Vodex was facing latency issues in their contact centre automation tool. To make their calls seem human-like, they wanted a latency less than 1 second. We optimised their whole model pipeline including STT and LLMs, decreasing the latency by more than 80% and saving more than $100k in costs.

Some context about Vodex:

In the call centre automation space, Vodex is a category leader, offering advanced solutions to streamline operations and elevate customer experiences. Having raised more than $2 Million in funding from Unicorn India Ventures and Pentathlon Ventures, they are positioned to disrupt the generative AI calling space.

Latency issues faced by Vodex:

In call centre operations, minimizing latency is crucial for maintaining high-quality customer interactions and operational efficiency. Even slight delays can lower customer satisfaction and lead to call drop-offs. Latency below one second is vital for natural-sounding calls and trust-building. Before collaborating with Simplismart, Vodex faced latency issues averaging 2.4 to 2.5 seconds, impacting smooth customer interactions. It was rigorous to keep users engaged on a system having these latencies. Addressing latency is not just technical, it is essential for customer satisfaction and reducing churn in contact centre automation companies.

Generative AI Product Suite from Simplismart

Vodex used our Generative AI Product Suite to overcome latency challenges. Our comprehensive suite of AI-powered solutions is meticulously designed to optimize call centre operations and reduce latency to unprecedented levels.

At the heart of the solution lie open-source APIs: 

  • OpenAI Whisper (Simpliscribe)
  • Llama by Meta (SimpliLLM)
  • Tortoise Model by James Betker

These APIs smoothly fit into Vodex's calling process, handling everything from converting speech to text, answering questions, and then converting text to speech.
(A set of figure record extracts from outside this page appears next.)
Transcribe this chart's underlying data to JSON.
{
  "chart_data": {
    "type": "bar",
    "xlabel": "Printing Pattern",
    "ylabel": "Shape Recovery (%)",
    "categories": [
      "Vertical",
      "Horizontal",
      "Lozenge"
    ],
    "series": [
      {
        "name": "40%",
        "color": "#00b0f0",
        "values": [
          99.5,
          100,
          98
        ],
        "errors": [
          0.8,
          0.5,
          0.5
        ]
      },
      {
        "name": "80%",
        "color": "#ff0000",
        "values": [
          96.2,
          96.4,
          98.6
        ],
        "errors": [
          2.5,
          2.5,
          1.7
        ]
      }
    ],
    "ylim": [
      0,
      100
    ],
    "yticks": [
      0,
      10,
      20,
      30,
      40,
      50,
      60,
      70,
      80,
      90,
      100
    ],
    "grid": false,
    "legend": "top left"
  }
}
Simplismart's suite of APIs revolutionizes Vodex's calling workflow by enhancing STT accuracy, enabling intelligent question answering, and delivering natural-sounding TTS, thus ensuring a cohesive and engaging customer experience.

How does Simplismart decrease latency and save costs?

We have made a lot of optimisations on all levels to speed up the ML model inference engine.

Simplismart Model Optimisations
  1. Simplismart Universal Serving Layer: We have tested and benchmarked the most used ML model servers like vLLM and Triton. The Simplismart serving layer automatically chooses the fastest inference servers depending on the model and deploys it to production.
  2. Simplismart Universal Model Backend: The Simplismart universal model backend employs frameworks like Onnx and TRT-LLM to access hardware acceleration.
  3. Quantisation: Vodex employed fp16 and int8 Quantisation of models to decrease their size, increasing compute speeds.
  4. Efficient Finetuning: With the help of efficient fine-tuning techniques like LoRA and PEFT, we trained models in Hindi and Regional Indic languages, giving Vodex a massive competitive advantage in the Indian market.

Conclusion:

Reducing latency and compute costs was crucial for Vodex to retain its audience and increase customer experience. We have helped them fine-tune and deploy models using our custom inference engine:

  1. This decreased their latency from 2.4 seconds to 0.5 seconds.
  2. Saved $100k in costs in the last year.